Strangely, Sarah quickly learned to execute a flawless backward roll, something that is technically a lot more difficult than a forward roll. And this went on for months. Persons training with Sarah in the role of uke (the person receiving the technique) would have to take Sarah to the point of the throw, and then stop, which obviously compromised their training. Finally, one evening before class started, I said to Sarah, “Look. If you can’t do forward rolls, you can’t train. It’s as simple as that.”
Sarah looked at me, turned away, and executed a forward roll, from standing. Within a week or two — and this is no exaggeration whatsoever — she was taking a running start and leaping into forward rolls. Laughing. It was an astonishing transformation.
This would be a perfect moment in which to claim all sorts of sage-like sensei-wisdom, and pretend that I knew exactly what to say at the appropriate instant to trigger the breakthrough, but the truth is I was just completely out of ideas.
Sarah is now an executive with a corporation the name of which just about anyone in the world might recognize. While she no longer trains actively in aikijutsu, her experiences in our dojo continue to pay dividends for her.
Here’s her perspective, in her own words:
For background, I was always scared of taking risks — my Mom said it was just “sensitivity” — and ballet, while also physical in its own right, never got to a level of overcoming fear. Twice a week, however, I was confronted with forward rolls that put me in the same position, emotionally, that roller coasters used to, when I was younger. Still not sure why, but I remember it being the same type of fear. (I also remember my friend pulling my hand and telling me I had to go on a ride with her or “What was the point of being at an amusement park?”) There wasn’t any prior experience that was the basis for being scared, it was just about getting over myself.

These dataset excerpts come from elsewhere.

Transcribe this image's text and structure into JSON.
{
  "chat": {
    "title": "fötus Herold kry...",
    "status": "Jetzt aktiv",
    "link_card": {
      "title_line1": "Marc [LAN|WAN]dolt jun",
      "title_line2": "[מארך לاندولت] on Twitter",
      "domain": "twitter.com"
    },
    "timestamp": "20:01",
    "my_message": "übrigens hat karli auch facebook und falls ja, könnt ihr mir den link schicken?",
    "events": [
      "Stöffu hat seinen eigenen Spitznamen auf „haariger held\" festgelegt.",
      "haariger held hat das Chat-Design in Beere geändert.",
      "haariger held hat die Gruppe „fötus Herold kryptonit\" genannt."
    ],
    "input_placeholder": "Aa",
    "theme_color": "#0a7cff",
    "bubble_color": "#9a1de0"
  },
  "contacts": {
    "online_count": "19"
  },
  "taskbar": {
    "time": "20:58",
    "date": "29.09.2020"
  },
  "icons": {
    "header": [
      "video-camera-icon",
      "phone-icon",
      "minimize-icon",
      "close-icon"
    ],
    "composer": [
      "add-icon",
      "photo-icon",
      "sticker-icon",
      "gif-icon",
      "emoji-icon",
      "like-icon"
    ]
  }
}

Since being pushed to do something that scared me at the dojo, there have been several situations, largely professional, where I have pushed myself beyond what is comfortable. While not outwardly required in a Human Resources handbook, given the competitive nature of where I have worked, to get noticed you have to take some risks. Maybe it pays off, maybe it doesn’t, everyone is fine in the end. Sure, anyone can do the same thing over and over, but executives only want to see the same methodologies in market research so many times before asking for more, and now I know there isn’t any growth in avoiding risks. Specifically, I took on a large research project that is usually reserved for those much more senior than myself that I knew would be used around several parts of the company. It was scary, sure, but the experience made it worth doing and now the results will be applicable for years. If not to take risks, why are you there?
An applicable aphorism: “A ship in harbor is safe, but that is not what ships are built for.”
To summarize, Itten Dojo gave me a chance to practice taking risks.